Não era pra menos. Se já não bastasse a situação de pobreza e necessidades básicas daquele povo, os que estão vivos choram pelas ruas os seus mortos. Que triste cenário. Quantas vidas ceifadas. Manifestações solidárias de várias partes do mundo confirmam que nem tudo está perdido. Vidas são reconfortadas pela caridade dos mais afortunados, e, vidas são doadas em favor dos menos favorecidos, como fez a da Doutora Zilda Ars, fundadora da Pastoral da Criança, em missão junto aquele povo.
Quando nos depararmos diante do espelho para nosso ritual de embelezamento, quando formos para os nossos trabalhos já estressados ou totalmente desmotivados, quando estivermos reclamando do trânsito, das filas nos bancos, mercados, cinema, restaurantes, vamos nos lembrar daqueles que não tem para onde ir, o que comer, por onde começar, estão sem chão, sem os pais, sem os filhos, amigos e familiares.

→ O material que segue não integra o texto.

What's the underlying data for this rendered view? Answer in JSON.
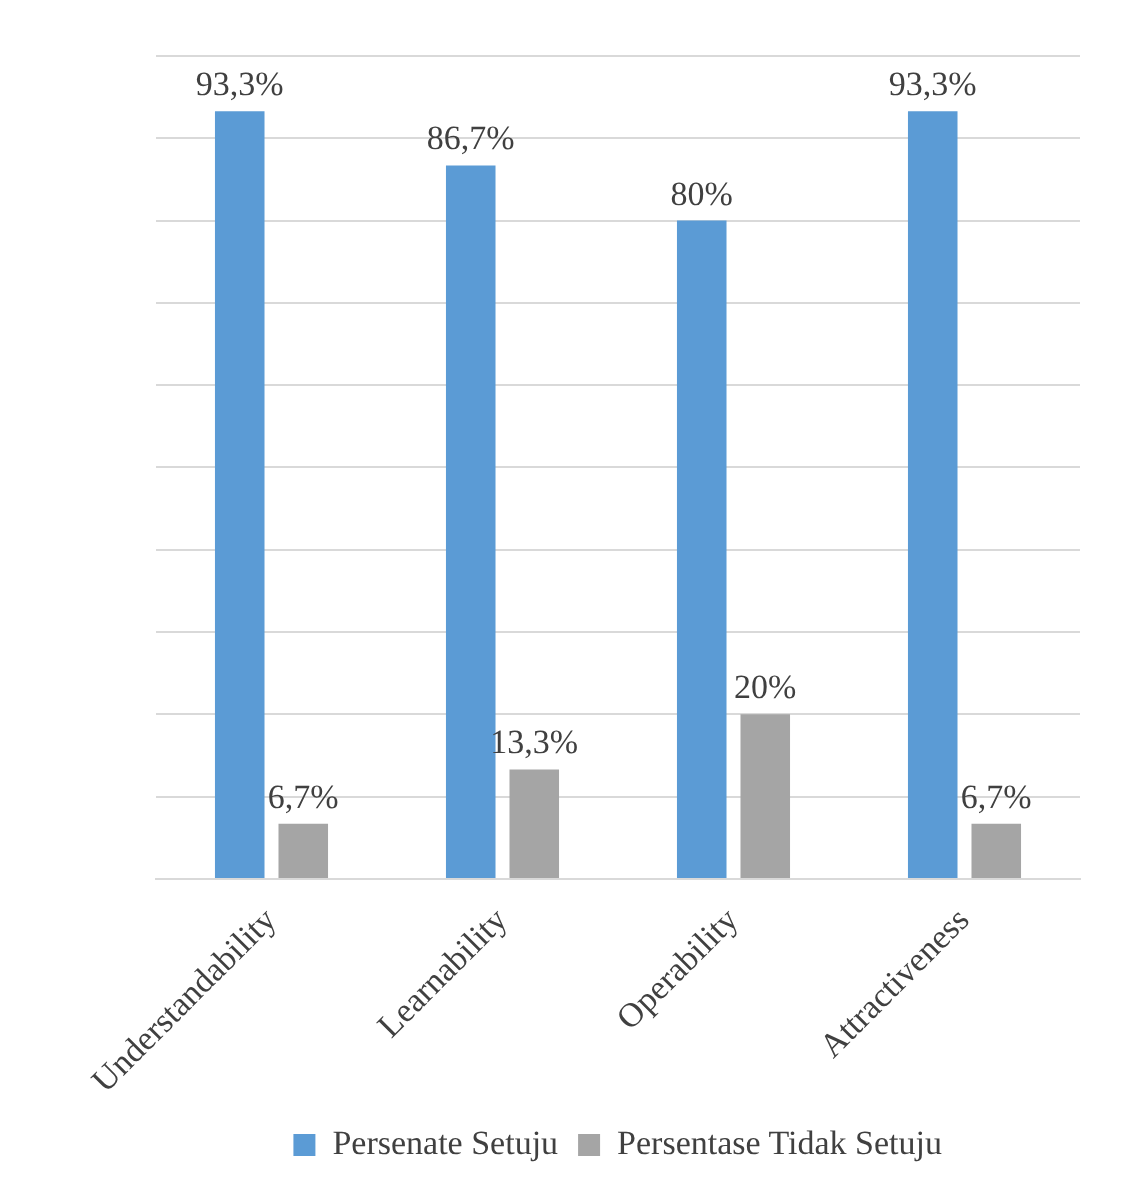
{
  "chart_data": {
    "type": "bar",
    "categories": [
      "Understandability",
      "Learnability",
      "Operability",
      "Attractiveness"
    ],
    "series": [
      {
        "name": "Persenate Setuju",
        "color": "#5b9bd5",
        "values": [
          93.3,
          86.7,
          80,
          93.3
        ],
        "value_labels": [
          "93,3%",
          "86,7%",
          "80%",
          "93,3%"
        ]
      },
      {
        "name": "Persentase Tidak Setuju",
        "color": "#a5a5a5",
        "values": [
          6.7,
          13.3,
          20,
          6.7
        ],
        "value_labels": [
          "6,7%",
          "13,3%",
          "20%",
          "6,7%"
        ]
      }
    ],
    "ylim": [
      0,
      100
    ],
    "yticks": [
      {
        "value": 0,
        "label": null
      },
      {
        "value": 10,
        "label": null
      },
      {
        "value": 20,
        "label": null
      },
      {
        "value": 30,
        "label": null
      },
      {
        "value": 40,
        "label": null
      },
      {
        "value": 50,
        "label": null
      },
      {
        "value": 60,
        "label": null
      },
      {
        "value": 70,
        "label": null
      },
      {
        "value": 80,
        "label": null
      },
      {
        "value": 90,
        "label": null
      },
      {
        "value": 100,
        "label": null
      }
    ],
    "tick_labels": "x",
    "grid": "y",
    "legend": "bottom"
  }
}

Quando estivermos pronto pra reclamar, lembremos: “o Haiti, não é aqui”. Somos em tudo mais afortunados, e devemos reconhecer tamanha benção, aproveitando e direcionando nossa vida, nossa saúde, nossos dons e talentos a serviço do próximo. Agradecemos a natureza, presente de Deus, que nem sempre recebe nossos cuidados. Como podemos nos sensibilizar e participar da dor desse povo? As atuais emergências são de cuidados com os mortos, acolher e direcionar os perdidos, fazer ordem em meio o caos, suprir necessidades emergências como água, alimento, sistema de comunicação, informação, fortalecimento da segurança, promoção da cultura da paz e da solidariedade. Mesmo distante desta tragédia, sentimos a dor e algo devemos fazer pelos nossos irmãos.